Description
Based on what it's defined in wesm/dataframe-protocol#1, the idea is to not support a single format to exchange data, but support multiple (e.g. arrow, numpy).
Using a code example here, to see what this approach implies.
1. Dataframe implementations should implement the __dataframe__
, returning the exchange format we are defining
For example, let's assume Vaex is using Arrow, and it wants to offer its data in Arrow format to consumers:
import pyarrow
class VaexExchangeDataFrame:
"""
The format defined by our spec.
Besides `to_arrow`, `to_numpy` it should implement the rest of
the spec `num_rows`, `num_columns`, `column_names`...
"""
def __init__(self, arrow_data):
self.arrow_data = arrow_data
def to_arrow(self):
return self.arrow_data
def to_numpy(self):
raise NotImplementedError('numpy format not implemented')
class VaexDataFrame:
"""
The public Vaex dataframe class.
For simplicity of the example, this just wraps an arrow object received in the constructor,
but this would be the whole `vaex.DataFrame`.
"""
def __init__(self, arrow_data):
self.arrow_data = arrow_data
def __dataframe__(self):
return VaexExchangeDataFrame(self.arrow_data)
# Creating an instance of the Vaex public dataframe
vaex_df = VaexDataFrame(pyarrow.RecordBatch.from_arrays([pyarrow.array(['pandas', 'vaex', 'modin'],
type='string'),
pyarrow.array([26_300, 4_900, 5_200],
type='uint32')],
['name', 'github_stars']))
Other implementations could use formats different from Arrow, for example, let's assume Modin wants to offer its data as numpy arrays:
import numpy
class ModinExchangeDataFrame:
def __init__(self, numpy_data):
self.numpy_data = numpy_data
def to_arrow(self):
raise NotImplementedError('arrow format not implemented')
def to_numpy(self):
return self.numpy_data
class ModinDataFrame:
def __init__(self, numpy_data):
self.numpy_data = numpy_data
def __dataframe__(self):
return ModinExchangeDataFrame(self.numpy_data)

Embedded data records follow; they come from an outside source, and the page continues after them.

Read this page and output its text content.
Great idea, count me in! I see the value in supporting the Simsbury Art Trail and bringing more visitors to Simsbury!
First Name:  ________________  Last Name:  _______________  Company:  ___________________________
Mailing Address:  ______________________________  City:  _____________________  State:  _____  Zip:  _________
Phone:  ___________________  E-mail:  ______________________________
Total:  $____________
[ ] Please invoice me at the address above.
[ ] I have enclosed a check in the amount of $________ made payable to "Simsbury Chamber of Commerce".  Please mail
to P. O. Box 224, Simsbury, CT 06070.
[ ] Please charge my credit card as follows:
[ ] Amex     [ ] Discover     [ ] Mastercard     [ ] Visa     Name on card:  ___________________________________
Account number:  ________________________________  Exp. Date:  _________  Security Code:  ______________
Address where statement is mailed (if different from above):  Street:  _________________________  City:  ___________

modin_df = ModinDataFrame({'name': numpy.array(['pandas', 'vaex', 'modin'], dtype='object'),
'github_stars': numpy.array([26_300, 4_900, 5_200], dtype='uint32')})
2. Direct consumers should be able to understand all formats
For example, pandas could implement a from_dataframe
function to create a pandas dataframe from different formats:
import pandas
def from_dataframe(dataframe):
known_formats = {'numpy': lambda df: pandas.DataFrame(df),
'arrow': lambda df: df.to_pandas()}
exchange_dataframe = dataframe.__dataframe__()
for format_ in known_formats:
try:
data = getattr(exchange_dataframe, f'to_{format_}')()
except NotImplementedError:
pass
else:
return known_formats[format_](data)
raise RuntimeError('Dataframe does not support any known format')
pandas.from_dataframe = from_dataframe
This would allow pandas user to load data from other formats:
pandas_df_1 = pandas.from_dataframe(vaex_df)
pandas_df_2 = pandas.from_dataframe(modin_df)
Vaex, Modin and any other implementation could implement an equivalent function to load data from other
libraries into their formats.
3. Indirect consumers can pick an implementation, and use it to standardize its input
For example, Seaborn may want to accept any dataframe implementation, but wants to write its code in pandas (the access to the data). It could convert any dataframe to pandas, using from_dataframe
from the previous section:
def seaborn_bar_plot(any_dataframe, x, y):
pandas_df = pandas.from_dataframe(any_dataframe)
return pandas_df.plot(kind='bar', x=x, y=y)
seaborn_bar_plot(vaex_df, x='name', y='github_stars')
Are people happy with this approach?
CC: @rgommers